Methods: Obese patients (BMI > 40 kg/m2 or > 100 pounds over IBW) hospitalized on a general ward with CLcr ≥ 50 ml/min were randomized to receive doripenem 0.5 g q8h (1-h infusion) or meropenem 1 g q8h (0.5-h infusion). Serial blood samples were collected at steady-state, and drug concentrations were determined by ultraperformance liquid chromatography with tandem mass spectrometry detection. Pharmacokinetic parameters were estimated, and 5,000-patient Monte Carlo simulations were performed to calculate the probability of target attainment (PTA) at specific MICs using a pharmacodynamic target of 40% fT>MIC. Cumulative fraction of response (CFR) was calculated using MIC data for 8 gram-negative pathogens from the TRUST surveillance program (TRUST 11-13).
Results: Twenty patients were studied. Mean ± SD BMI was 65 ± 28 kg/m2 and 65 ± 17 kg/m2 for doripenem and meropenem, respectively.
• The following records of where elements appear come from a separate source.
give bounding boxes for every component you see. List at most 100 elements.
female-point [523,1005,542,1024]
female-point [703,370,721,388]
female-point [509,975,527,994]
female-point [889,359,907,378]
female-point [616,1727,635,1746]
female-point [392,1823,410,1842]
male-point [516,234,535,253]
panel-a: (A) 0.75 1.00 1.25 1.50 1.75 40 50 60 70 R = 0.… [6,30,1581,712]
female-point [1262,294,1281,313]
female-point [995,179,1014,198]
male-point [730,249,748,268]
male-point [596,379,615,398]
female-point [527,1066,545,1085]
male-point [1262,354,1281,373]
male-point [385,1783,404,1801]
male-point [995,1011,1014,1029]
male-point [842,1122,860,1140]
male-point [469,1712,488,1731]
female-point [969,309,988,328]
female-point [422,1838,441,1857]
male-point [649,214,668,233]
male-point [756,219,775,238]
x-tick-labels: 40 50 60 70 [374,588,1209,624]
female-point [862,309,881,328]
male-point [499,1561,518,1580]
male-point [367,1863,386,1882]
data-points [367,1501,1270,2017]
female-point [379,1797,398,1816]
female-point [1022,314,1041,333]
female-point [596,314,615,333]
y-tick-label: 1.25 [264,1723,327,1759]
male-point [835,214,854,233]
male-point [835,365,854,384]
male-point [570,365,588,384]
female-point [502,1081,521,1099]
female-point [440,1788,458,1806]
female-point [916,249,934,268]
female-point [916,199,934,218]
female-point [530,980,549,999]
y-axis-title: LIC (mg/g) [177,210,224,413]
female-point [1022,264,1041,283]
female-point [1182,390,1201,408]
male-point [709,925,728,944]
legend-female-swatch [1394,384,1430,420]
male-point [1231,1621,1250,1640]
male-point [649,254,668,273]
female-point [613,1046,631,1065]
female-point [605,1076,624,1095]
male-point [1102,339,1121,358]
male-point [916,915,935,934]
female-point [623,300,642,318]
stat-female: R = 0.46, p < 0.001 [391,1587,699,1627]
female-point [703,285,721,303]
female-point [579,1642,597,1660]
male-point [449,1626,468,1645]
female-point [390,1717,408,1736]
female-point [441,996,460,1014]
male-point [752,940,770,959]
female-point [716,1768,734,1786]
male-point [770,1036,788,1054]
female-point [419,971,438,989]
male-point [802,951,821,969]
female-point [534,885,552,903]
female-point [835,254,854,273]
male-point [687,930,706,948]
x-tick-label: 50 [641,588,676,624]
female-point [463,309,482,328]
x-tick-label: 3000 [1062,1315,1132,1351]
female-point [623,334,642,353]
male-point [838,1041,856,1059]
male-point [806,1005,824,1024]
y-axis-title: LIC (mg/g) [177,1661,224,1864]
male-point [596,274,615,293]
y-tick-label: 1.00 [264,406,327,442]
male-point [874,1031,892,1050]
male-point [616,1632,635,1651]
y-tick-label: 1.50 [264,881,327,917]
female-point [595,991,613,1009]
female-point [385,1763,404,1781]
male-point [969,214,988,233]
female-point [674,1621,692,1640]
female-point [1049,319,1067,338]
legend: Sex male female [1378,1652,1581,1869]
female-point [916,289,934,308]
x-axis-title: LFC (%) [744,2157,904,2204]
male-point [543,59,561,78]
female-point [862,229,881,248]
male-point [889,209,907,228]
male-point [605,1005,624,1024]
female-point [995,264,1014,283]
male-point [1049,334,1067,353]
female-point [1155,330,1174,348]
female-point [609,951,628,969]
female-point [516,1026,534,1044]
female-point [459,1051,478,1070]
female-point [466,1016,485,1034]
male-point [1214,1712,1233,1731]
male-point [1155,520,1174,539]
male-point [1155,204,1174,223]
Pharmacokinetic data are shown below. PTA was > 90% for MICs ≤ 2 mg/ml and ≤ 4 mg/ml for doripenem and meropenem, respectively. For both drugs, CFR was ≥ 90% for the 6 enteric gram-negative pathogens and P. aeruginosa, but only 66-71% for Acinetobacter species.
| Doripenem | Meropenem | p-value |
Cmax (μg/ml) | 21.0 ± 7.4 | 62.6 ± 16.3 | < 0.0001 |
Cmin (μg/ml) | 1.6 ± 1.5 | 4.9 ± 4.2 | 0.033 |
t1/2β (h) | 2.7 ± 0.9 | 2.8 ± 1.4 | NS |
Vc (L) | 15.7 ± 6.7 | 13.1 ± 5.5 | NS |
Vss (L) | 32.2 ± 12.2 | 25.1 ± 9.1 | NS |
CLs (L/h) | 11.7 ± 4.1 | 8.1 ± 2.6 | 0.03 |
Conclusions: For obese patients hospitalized on a general ward, doripenem 0.5 g q8h and meropenem 1 g q8h provide adequate pharmacodynamic exposures for enteric gram-negative pathogens and P. aeruginosa. Based on these data, dose escalation of these carbapenems based solely on obesity is unnecessary.